Stoudenmire was reprimanded and suspended after the wreck.
Then, three years after the wreck, Stoudenmire was arrested on a drunken driving charge while he was off duty. The Police Department allowed him to resign in lieu of termination.
“The county employee’s conduct in this case was not good, and the jury said so with its verdict,” Jackson said.
Attorney Michael O'Quinn, who defended the county, said he will appeal. The jury never got to hear that Sargent's blood alcohol level was 0.192 -- more than twice the legal limit of .08 -- because State Court Judge Carla Brown ruled last week that the evidence could not be admitted during the civil trial.
"It's a hard lick to take when you feel like not everything was out there for the jury to consider," O'Quinn said.

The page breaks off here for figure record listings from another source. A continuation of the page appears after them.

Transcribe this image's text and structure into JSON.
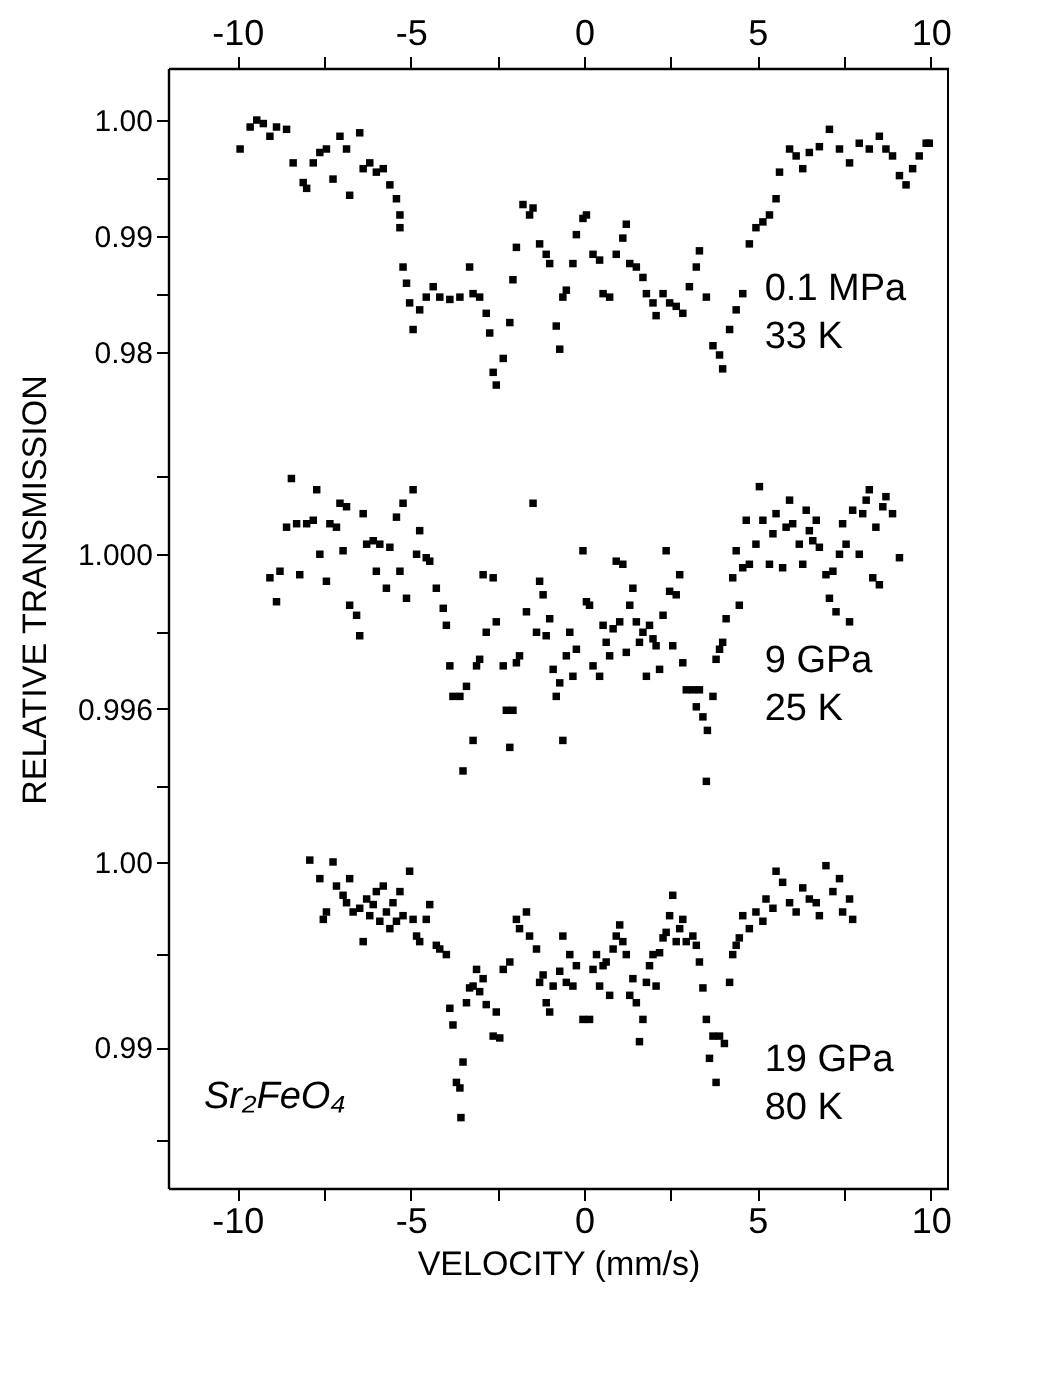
{
  "chart_data": [
    {
      "type": "scatter",
      "marker": "square",
      "color": "#000000",
      "xlim": [
        -12,
        10.5
      ],
      "xticks": [
        -10,
        {
          "value": -7.5,
          "label": null
        },
        -5,
        {
          "value": -2.5,
          "label": null
        },
        0,
        {
          "value": 2.5,
          "label": null
        },
        5,
        {
          "value": 7.5,
          "label": null
        },
        10
      ],
      "ylim": [
        0.9765,
        1.0045
      ],
      "yticks": [
        {
          "value": 1,
          "label": "1.00"
        },
        {
          "value": 0.995,
          "label": null
        },
        0.99,
        {
          "value": 0.985,
          "label": null
        },
        0.98
      ],
      "annotations": [
        "0.1 MPa",
        "33 K"
      ],
      "x": [
        -9.92,
        -9.63,
        -9.44,
        -9.25,
        -9.06,
        -8.87,
        -8.58,
        -8.39,
        -8.1,
        -8.0,
        -7.81,
        -7.62,
        -7.43,
        -7.24,
        -7.04,
        -6.85,
        -6.76,
        -6.47,
        -6.37,
        -6.18,
        -5.99,
        -5.79,
        -5.6,
        -5.41,
        -5.31,
        -5.31,
        -5.22,
        -5.12,
        -5.03,
        -4.93,
        -4.74,
        -4.55,
        -4.35,
        -4.16,
        -3.87,
        -3.58,
        -3.3,
        -3.2,
        -3.01,
        -2.82,
        -2.72,
        -2.62,
        -2.53,
        -2.33,
        -2.14,
        -2.05,
        -1.95,
        -1.76,
        -1.57,
        -1.47,
        -1.28,
        -1.09,
        -0.99,
        -0.8,
        -0.7,
        -0.61,
        -0.51,
        -0.32,
        -0.22,
        -0.03,
        0.07,
        0.26,
        0.45,
        0.55,
        0.74,
        0.93,
        1.12,
        1.22,
        1.32,
        1.51,
        1.7,
        1.8,
        1.99,
        2.08,
        2.28,
        2.47,
        2.66,
        2.85,
        3.04,
        3.24,
        3.33,
        3.53,
        3.72,
        3.91,
        4.0,
        4.2,
        4.39,
        4.58,
        4.77,
        4.96,
        5.16,
        5.35,
        5.54,
        5.64,
        5.93,
        6.12,
        6.31,
        6.5,
        6.79,
        7.08,
        7.37,
        7.66,
        7.94,
        8.23,
        8.52,
        8.71,
        8.9,
        9.1,
        9.29,
        9.48,
        9.67,
        9.87,
        9.96
      ],
      "values": [
        0.9975,
        0.9994,
        1.0,
        0.9997,
        0.9986,
        0.9994,
        0.9992,
        0.9963,
        0.9946,
        0.9941,
        0.9963,
        0.9972,
        0.9975,
        0.9949,
        0.9986,
        0.9975,
        0.9935,
        0.9989,
        0.9958,
        0.9963,
        0.9955,
        0.9958,
        0.9944,
        0.9932,
        0.9918,
        0.9907,
        0.9873,
        0.9859,
        0.9842,
        0.9819,
        0.9836,
        0.9847,
        0.9856,
        0.9847,
        0.9845,
        0.9847,
        0.9873,
        0.985,
        0.9847,
        0.9833,
        0.9816,
        0.9782,
        0.9771,
        0.9794,
        0.9825,
        0.9862,
        0.989,
        0.9927,
        0.9918,
        0.9924,
        0.9893,
        0.9884,
        0.9876,
        0.9822,
        0.9802,
        0.9847,
        0.9853,
        0.9876,
        0.9901,
        0.9915,
        0.9918,
        0.9884,
        0.9879,
        0.985,
        0.9847,
        0.9884,
        0.9898,
        0.991,
        0.9876,
        0.9873,
        0.9864,
        0.985,
        0.9842,
        0.9831,
        0.985,
        0.9842,
        0.9839,
        0.9833,
        0.9856,
        0.9873,
        0.9887,
        0.9847,
        0.9805,
        0.9797,
        0.9785,
        0.9819,
        0.9836,
        0.985,
        0.9893,
        0.9907,
        0.9912,
        0.9918,
        0.9932,
        0.9955,
        0.9975,
        0.9969,
        0.9958,
        0.9972,
        0.9977,
        0.9992,
        0.9975,
        0.9963,
        0.998,
        0.9975,
        0.9986,
        0.9975,
        0.9969,
        0.9952,
        0.9944,
        0.9958,
        0.9969,
        0.998,
        0.998
      ]
    },
    {
      "type": "scatter",
      "marker": "square",
      "color": "#000000",
      "xlim": [
        -12,
        10.5
      ],
      "tick_labels": "y",
      "ylim": [
        0.994,
        1.0042
      ],
      "yticks": [
        {
          "value": 1.002,
          "label": null
        },
        {
          "value": 1,
          "label": "1.000"
        },
        {
          "value": 0.998,
          "label": null
        },
        0.996,
        {
          "value": 0.994,
          "label": null
        }
      ],
      "ylabel": "RELATIVE TRANSMISSION",
      "annotations": [
        "9 GPa",
        "25 K"
      ],
      "x": [
        -9.06,
        -8.87,
        -8.77,
        -8.58,
        -8.44,
        -8.29,
        -8.2,
        -8.0,
        -7.81,
        -7.71,
        -7.62,
        -7.43,
        -7.33,
        -7.14,
        -7.04,
        -6.95,
        -6.85,
        -6.76,
        -6.56,
        -6.47,
        -6.37,
        -6.27,
        -6.08,
        -5.99,
        -5.89,
        -5.7,
        -5.6,
        -5.41,
        -5.31,
        -5.22,
        -5.12,
        -4.93,
        -4.83,
        -4.74,
        -4.55,
        -4.45,
        -4.26,
        -4.06,
        -3.97,
        -3.87,
        -3.78,
        -3.58,
        -3.49,
        -3.39,
        -3.2,
        -3.1,
        -3.01,
        -2.91,
        -2.82,
        -2.62,
        -2.53,
        -2.33,
        -2.24,
        -2.14,
        -2.05,
        -1.95,
        -1.86,
        -1.66,
        -1.47,
        -1.37,
        -1.28,
        -1.18,
        -1.09,
        -0.99,
        -0.89,
        -0.8,
        -0.7,
        -0.61,
        -0.51,
        -0.41,
        -0.32,
        -0.22,
        -0.03,
        0.07,
        0.16,
        0.26,
        0.45,
        0.55,
        0.64,
        0.74,
        0.84,
        0.93,
        1.03,
        1.12,
        1.22,
        1.32,
        1.41,
        1.51,
        1.6,
        1.7,
        1.8,
        1.89,
        1.99,
        2.08,
        2.18,
        2.28,
        2.37,
        2.47,
        2.56,
        2.66,
        2.76,
        2.85,
        2.95,
        3.14,
        3.24,
        3.33,
        3.43,
        3.53,
        3.56,
        3.72,
        3.81,
        3.91,
        4.0,
        4.1,
        4.29,
        4.39,
        4.48,
        4.58,
        4.68,
        4.77,
        4.96,
        5.06,
        5.16,
        5.35,
        5.45,
        5.54,
        5.73,
        5.83,
        5.93,
        6.02,
        6.21,
        6.31,
        6.41,
        6.5,
        6.6,
        6.7,
        6.79,
        6.98,
        7.08,
        7.18,
        7.27,
        7.37,
        7.46,
        7.56,
        7.66,
        7.75,
        7.94,
        8.04,
        8.14,
        8.23,
        8.33,
        8.42,
        8.52,
        8.62,
        8.71,
        8.9,
        9.1
      ],
      "values": [
        0.99939,
        0.99877,
        0.99956,
        1.0007,
        1.00196,
        1.00079,
        0.99947,
        1.00079,
        1.00088,
        1.00167,
        1.0,
        0.9993,
        1.00079,
        1.0007,
        1.00132,
        1.00009,
        1.00123,
        0.99868,
        0.99842,
        0.99789,
        1.00105,
        1.00026,
        1.00035,
        0.99956,
        1.00026,
        0.99912,
        1.00018,
        1.00096,
        0.99956,
        1.00132,
        0.99886,
        1.00167,
        1.0,
        1.00061,
        0.99991,
        0.99982,
        0.99912,
        0.9986,
        0.99816,
        0.99711,
        0.99632,
        0.99632,
        0.99439,
        0.99658,
        0.99518,
        0.99711,
        0.99728,
        0.99947,
        0.99798,
        0.99939,
        0.99825,
        0.99711,
        0.99596,
        0.995,
        0.99596,
        0.99719,
        0.99737,
        0.99851,
        1.00132,
        0.99798,
        0.9993,
        0.99895,
        0.99789,
        0.99833,
        0.99702,
        0.99632,
        0.99667,
        0.99518,
        0.99737,
        0.99798,
        0.99684,
        0.99754,
        1.00009,
        0.99877,
        0.99868,
        0.99711,
        0.99684,
        0.99816,
        0.99772,
        0.99737,
        0.99807,
        0.99982,
        0.99825,
        0.99974,
        0.99746,
        0.99868,
        0.99912,
        0.99825,
        0.99772,
        0.99798,
        0.99684,
        0.99816,
        0.99781,
        0.99763,
        0.99702,
        0.99842,
        1.00009,
        0.99904,
        0.99763,
        0.99895,
        0.99947,
        0.99719,
        0.99649,
        0.99649,
        0.99605,
        0.99649,
        0.99579,
        0.99412,
        0.99544,
        0.99632,
        0.99728,
        0.99754,
        0.99772,
        0.99833,
        0.99939,
        1.00009,
        0.99868,
        0.99965,
        1.00088,
        0.99974,
        1.00026,
        1.00175,
        1.00088,
        0.99974,
        1.00053,
        1.00105,
        0.99965,
        1.0007,
        1.0014,
        1.00079,
        1.00026,
        0.99974,
        1.00114,
        1.00061,
        1.00035,
        1.00088,
        1.00018,
        0.99947,
        0.99886,
        0.99956,
        0.99851,
        1.0,
        1.00079,
        1.00026,
        0.99825,
        1.00114,
        1.0,
        1.00105,
        1.0014,
        1.00167,
        0.99939,
        1.0007,
        0.99921,
        1.00123,
        1.00149,
        1.00105,
        0.99991
      ]
    },
    {
      "type": "scatter",
      "marker": "square",
      "color": "#000000",
      "xlim": [
        -12,
        10.5
      ],
      "xticks": [
        -10,
        {
          "value": -7.5,
          "label": null
        },
        -5,
        {
          "value": -2.5,
          "label": null
        },
        0,
        {
          "value": 2.5,
          "label": null
        },
        5,
        {
          "value": 7.5,
          "label": null
        },
        10
      ],
      "xlabel": "VELOCITY (mm/s)",
      "ylim": [
        0.9824,
        1.0041
      ],
      "yticks": [
        {
          "value": 1,
          "label": "1.00"
        },
        {
          "value": 0.995,
          "label": null
        },
        0.99,
        {
          "value": 0.985,
          "label": null
        }
      ],
      "annotations": [
        "19 GPa",
        "80 K",
        "Sr₂FeO₄"
      ],
      "x": [
        -7.91,
        -7.62,
        -7.52,
        -7.43,
        -7.24,
        -7.14,
        -6.95,
        -6.85,
        -6.76,
        -6.66,
        -6.47,
        -6.37,
        -6.27,
        -6.18,
        -6.08,
        -5.99,
        -5.89,
        -5.79,
        -5.7,
        -5.6,
        -5.51,
        -5.41,
        -5.31,
        -5.22,
        -5.03,
        -4.93,
        -4.83,
        -4.74,
        -4.55,
        -4.45,
        -4.26,
        -4.16,
        -3.97,
        -3.87,
        -3.78,
        -3.68,
        -3.58,
        -3.55,
        -3.49,
        -3.39,
        -3.3,
        -3.2,
        -3.1,
        -3.01,
        -2.91,
        -2.82,
        -2.62,
        -2.53,
        -2.43,
        -2.33,
        -2.14,
        -1.95,
        -1.86,
        -1.66,
        -1.57,
        -1.37,
        -1.28,
        -1.18,
        -1.09,
        -0.99,
        -0.89,
        -0.7,
        -0.61,
        -0.51,
        -0.41,
        -0.32,
        -0.22,
        -0.03,
        0.16,
        0.26,
        0.36,
        0.45,
        0.55,
        0.64,
        0.74,
        0.84,
        0.93,
        1.03,
        1.12,
        1.22,
        1.32,
        1.41,
        1.51,
        1.6,
        1.7,
        1.8,
        1.89,
        1.99,
        2.08,
        2.18,
        2.28,
        2.37,
        2.47,
        2.56,
        2.66,
        2.76,
        2.85,
        2.95,
        3.14,
        3.24,
        3.33,
        3.43,
        3.53,
        3.62,
        3.72,
        3.81,
        3.91,
        4.05,
        4.2,
        4.29,
        4.39,
        4.48,
        4.58,
        4.77,
        4.96,
        5.16,
        5.25,
        5.45,
        5.54,
        5.73,
        5.93,
        6.12,
        6.31,
        6.5,
        6.7,
        6.79,
        6.98,
        7.18,
        7.37,
        7.46,
        7.66,
        7.75
      ],
      "values": [
        1.0001,
        0.9991,
        0.9969,
        0.9973,
        1.0,
        0.9987,
        0.9982,
        0.9978,
        0.9991,
        0.9973,
        0.9975,
        0.9957,
        0.998,
        0.9971,
        0.9977,
        0.9984,
        0.9968,
        0.9987,
        0.9973,
        0.9964,
        0.9978,
        0.9968,
        0.9984,
        0.9971,
        0.9995,
        0.9969,
        0.996,
        0.9957,
        0.9969,
        0.9977,
        0.9955,
        0.9953,
        0.995,
        0.9921,
        0.9912,
        0.9881,
        0.9878,
        0.9862,
        0.9892,
        0.9924,
        0.9932,
        0.9933,
        0.9942,
        0.993,
        0.9937,
        0.9923,
        0.9906,
        0.9919,
        0.9905,
        0.9942,
        0.9946,
        0.9969,
        0.9964,
        0.9973,
        0.996,
        0.9953,
        0.9935,
        0.9939,
        0.9924,
        0.9919,
        0.9933,
        0.9941,
        0.996,
        0.9935,
        0.995,
        0.9933,
        0.9944,
        0.9915,
        0.9915,
        0.9942,
        0.995,
        0.9933,
        0.9944,
        0.9946,
        0.9928,
        0.9953,
        0.996,
        0.9966,
        0.9957,
        0.995,
        0.9928,
        0.9937,
        0.9924,
        0.9903,
        0.9915,
        0.9935,
        0.9944,
        0.995,
        0.9933,
        0.9951,
        0.9959,
        0.9962,
        0.9971,
        0.9982,
        0.9957,
        0.9964,
        0.9969,
        0.9957,
        0.996,
        0.9955,
        0.9946,
        0.9932,
        0.9915,
        0.9894,
        0.9906,
        0.9881,
        0.9906,
        0.9902,
        0.9935,
        0.995,
        0.9955,
        0.9959,
        0.9971,
        0.9964,
        0.9973,
        0.9968,
        0.998,
        0.9975,
        0.9995,
        0.9989,
        0.9978,
        0.9973,
        0.9986,
        0.998,
        0.9978,
        0.9971,
        0.9998,
        0.9984,
        0.9991,
        0.9973,
        0.998,
        0.9969
      ]
    }
  ]
}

O'Quinn said he will also appeal the judge's pretrial ruling regarding the cap on verdicts. He had argued that Georgia law at the time of the accident put a $100,000 cap on verdicts against counties based upon the concept of sovereign immunity, which shields governments from liability.
O'Quinn said Gwinnett is not insured. The county has an auto-liabilty fund to pay lawsuits. The county, however, won't have to pay Sargent's widow until the appeal is settled.
Faustina Sargent was not available for comment Thursday. The widow told The Atlanta Journal-Constitution last week that she struggles with feelings of loss every day.
"I don't believe there is such thing as closure," Sargent said. "You have to try hard to put it behind you and move on."